From the moment the egg hatched, we could tell this was something different. It looked like almost everything we had hoped for. Scales, fangs, claws . . . and preliminary x-rays showed a complex digestive system that as far as we could tell would eventually allow the creature to breathe fire, distilling food and minerals into a flaming liquid/gas mixture. The wings were new . . . but hey, extra mobility. The biggest problem was the size, we were looking at something quite a bit smaller than target. Still, it was progress to report.
Six days later, the dragon spoke to us. And not in baby-talk. He had assimilated a full fluency in English from listening to the scientists around him for six days. That was when we really began to understand we had something different on our hands. We attempted to keep him isolated at first, but he was possessed of a voracious curiosity, and few of us could resist him as he wheedled his way into the world of the laboratory. Within two weeks he had chosen a name for himself, Jonathan. Within a month he had read every document in the building, from scientific journals to the trashy romance novels the secretary kept in her desk.

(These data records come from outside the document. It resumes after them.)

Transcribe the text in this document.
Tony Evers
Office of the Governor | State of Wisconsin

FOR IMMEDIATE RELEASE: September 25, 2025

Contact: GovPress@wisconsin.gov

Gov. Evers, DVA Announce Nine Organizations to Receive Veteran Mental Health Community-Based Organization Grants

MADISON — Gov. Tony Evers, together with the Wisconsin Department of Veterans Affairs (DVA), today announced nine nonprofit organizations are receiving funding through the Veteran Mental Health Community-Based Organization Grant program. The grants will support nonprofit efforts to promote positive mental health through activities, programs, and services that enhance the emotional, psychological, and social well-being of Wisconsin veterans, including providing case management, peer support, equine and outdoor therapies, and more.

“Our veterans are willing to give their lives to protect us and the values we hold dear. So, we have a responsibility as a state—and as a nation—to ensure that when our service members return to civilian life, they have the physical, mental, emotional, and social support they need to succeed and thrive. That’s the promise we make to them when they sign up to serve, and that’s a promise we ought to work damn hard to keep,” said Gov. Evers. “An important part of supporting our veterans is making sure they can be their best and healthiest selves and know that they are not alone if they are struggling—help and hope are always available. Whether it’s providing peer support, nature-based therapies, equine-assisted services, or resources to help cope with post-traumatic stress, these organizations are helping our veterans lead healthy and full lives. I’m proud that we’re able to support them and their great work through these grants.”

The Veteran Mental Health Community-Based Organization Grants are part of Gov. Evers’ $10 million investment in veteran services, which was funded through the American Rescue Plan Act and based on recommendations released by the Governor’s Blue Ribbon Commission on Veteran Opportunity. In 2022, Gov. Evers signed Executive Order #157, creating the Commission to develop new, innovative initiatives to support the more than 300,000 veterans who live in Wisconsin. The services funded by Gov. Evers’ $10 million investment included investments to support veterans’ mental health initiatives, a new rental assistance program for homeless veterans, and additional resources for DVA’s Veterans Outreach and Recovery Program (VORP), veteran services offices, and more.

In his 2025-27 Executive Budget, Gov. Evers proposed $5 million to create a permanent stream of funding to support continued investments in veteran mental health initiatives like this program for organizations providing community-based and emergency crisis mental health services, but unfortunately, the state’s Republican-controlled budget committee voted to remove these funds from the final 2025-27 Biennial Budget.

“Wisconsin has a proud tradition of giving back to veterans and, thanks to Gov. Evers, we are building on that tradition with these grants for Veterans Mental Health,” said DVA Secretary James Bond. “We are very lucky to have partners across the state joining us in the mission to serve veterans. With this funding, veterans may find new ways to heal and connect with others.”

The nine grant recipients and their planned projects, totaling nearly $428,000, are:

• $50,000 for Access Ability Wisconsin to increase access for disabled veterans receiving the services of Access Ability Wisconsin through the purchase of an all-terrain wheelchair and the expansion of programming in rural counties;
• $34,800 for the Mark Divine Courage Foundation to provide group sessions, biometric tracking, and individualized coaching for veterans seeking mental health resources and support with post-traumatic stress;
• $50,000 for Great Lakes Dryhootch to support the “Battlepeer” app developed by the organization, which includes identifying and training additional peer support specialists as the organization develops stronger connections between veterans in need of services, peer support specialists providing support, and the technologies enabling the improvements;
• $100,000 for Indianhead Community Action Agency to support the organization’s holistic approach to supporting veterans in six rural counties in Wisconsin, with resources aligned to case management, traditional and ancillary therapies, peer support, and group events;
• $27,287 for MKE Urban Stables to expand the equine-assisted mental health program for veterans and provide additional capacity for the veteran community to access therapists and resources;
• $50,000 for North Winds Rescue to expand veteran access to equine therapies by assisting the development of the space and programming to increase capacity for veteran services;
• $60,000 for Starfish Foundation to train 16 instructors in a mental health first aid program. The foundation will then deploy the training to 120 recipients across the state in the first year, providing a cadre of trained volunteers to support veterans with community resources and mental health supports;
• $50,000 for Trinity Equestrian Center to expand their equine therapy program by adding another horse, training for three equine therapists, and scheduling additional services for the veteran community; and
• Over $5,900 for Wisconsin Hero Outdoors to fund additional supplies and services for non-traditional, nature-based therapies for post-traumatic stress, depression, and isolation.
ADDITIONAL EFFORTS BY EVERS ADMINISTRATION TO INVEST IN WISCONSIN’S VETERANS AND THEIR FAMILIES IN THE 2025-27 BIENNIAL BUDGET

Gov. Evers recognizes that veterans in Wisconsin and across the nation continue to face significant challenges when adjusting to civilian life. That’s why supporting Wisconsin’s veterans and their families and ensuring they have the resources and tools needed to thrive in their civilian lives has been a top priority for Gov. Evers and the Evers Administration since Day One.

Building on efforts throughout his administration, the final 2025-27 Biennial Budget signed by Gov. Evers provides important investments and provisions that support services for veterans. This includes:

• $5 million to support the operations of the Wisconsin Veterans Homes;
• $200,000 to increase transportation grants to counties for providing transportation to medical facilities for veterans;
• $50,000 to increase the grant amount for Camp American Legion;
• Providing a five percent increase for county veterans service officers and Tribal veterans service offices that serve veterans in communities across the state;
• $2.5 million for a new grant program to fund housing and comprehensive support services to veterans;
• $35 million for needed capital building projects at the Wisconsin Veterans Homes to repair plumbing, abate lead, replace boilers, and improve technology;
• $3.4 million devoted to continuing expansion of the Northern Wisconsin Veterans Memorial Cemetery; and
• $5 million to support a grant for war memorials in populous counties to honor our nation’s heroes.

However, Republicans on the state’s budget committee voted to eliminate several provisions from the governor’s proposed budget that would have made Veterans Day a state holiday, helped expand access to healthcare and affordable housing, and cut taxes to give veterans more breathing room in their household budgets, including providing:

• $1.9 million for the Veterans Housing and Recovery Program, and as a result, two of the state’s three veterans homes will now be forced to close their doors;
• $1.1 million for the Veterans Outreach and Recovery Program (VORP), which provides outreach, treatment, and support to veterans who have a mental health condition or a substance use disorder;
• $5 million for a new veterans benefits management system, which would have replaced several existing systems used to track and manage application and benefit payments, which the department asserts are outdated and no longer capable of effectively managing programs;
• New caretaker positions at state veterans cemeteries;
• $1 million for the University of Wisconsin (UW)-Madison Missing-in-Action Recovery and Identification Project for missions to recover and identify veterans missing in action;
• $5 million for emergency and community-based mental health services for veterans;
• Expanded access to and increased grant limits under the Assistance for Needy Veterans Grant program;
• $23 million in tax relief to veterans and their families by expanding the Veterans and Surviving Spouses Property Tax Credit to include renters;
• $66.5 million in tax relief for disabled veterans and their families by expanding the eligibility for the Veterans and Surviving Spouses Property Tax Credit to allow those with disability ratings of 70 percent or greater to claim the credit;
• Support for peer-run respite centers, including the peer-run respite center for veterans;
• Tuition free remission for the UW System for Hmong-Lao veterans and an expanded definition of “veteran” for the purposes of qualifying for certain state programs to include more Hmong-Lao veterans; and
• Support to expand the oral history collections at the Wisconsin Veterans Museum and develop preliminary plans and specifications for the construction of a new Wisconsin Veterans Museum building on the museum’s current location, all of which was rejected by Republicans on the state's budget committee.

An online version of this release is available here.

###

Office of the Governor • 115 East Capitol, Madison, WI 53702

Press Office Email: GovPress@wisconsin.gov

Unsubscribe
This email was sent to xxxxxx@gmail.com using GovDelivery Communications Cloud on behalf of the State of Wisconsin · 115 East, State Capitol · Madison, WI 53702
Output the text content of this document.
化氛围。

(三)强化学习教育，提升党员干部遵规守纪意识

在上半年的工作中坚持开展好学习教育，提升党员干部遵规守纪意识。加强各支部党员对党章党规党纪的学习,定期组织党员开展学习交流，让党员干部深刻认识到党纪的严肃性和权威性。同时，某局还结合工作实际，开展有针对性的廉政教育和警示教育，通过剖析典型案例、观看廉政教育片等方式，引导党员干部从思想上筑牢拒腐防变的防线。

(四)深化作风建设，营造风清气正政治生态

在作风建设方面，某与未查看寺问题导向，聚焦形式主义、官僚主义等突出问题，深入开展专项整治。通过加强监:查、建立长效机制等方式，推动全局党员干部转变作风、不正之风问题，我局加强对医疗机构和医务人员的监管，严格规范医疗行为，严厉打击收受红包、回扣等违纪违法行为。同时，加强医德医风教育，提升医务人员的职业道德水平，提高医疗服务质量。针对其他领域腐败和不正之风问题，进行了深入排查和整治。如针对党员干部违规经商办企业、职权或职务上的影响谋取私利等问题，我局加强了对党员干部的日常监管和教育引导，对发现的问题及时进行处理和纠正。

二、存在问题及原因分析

The client was coming to review our progress soon, and we weren't quite sure what to do, but we were never given a date, and eventually rumors began to circulate . . . something had gone wrong. We don't know exactly why, but the project died then, not with a bang, but with a whimper. A war ended, or a government fell . . . or perhaps they just needed the funding elsewhere. Things were quietly wrapped up, assets auctioned, utilities turned off for non-payment. Most of our failed experiments had been terminated by then, but nobody could bring themselves to treat Jonathan like another test subject. I took him home with me one night, and never returned. Nobody stopped me on the way out, and nobody ever came looking for us. The world was already a much different place than it had been a decade ago when we began the project, and it would only change more in my lifetime.
Throughout the chaos and upheaval of the remainder of the 21st century, I watched over Jonathan. It eventually became apparent to me that he wasn't small . . . just young, very young. I have watched him grow slowly, even as I have aged into obsolescence. He has never lost his hunger for knowledge, consuming everything he comes across, learning at a prodigious rate. The world is a hectic place, and I have done my best to shelter him from it, but I fear now that I have done him no favors. He will have to cope for himself soon. The doctors say that there is nothing left to be done for me. I have never told Jonathan the truth of his origins . . . but I record these words here in case . . . just in case."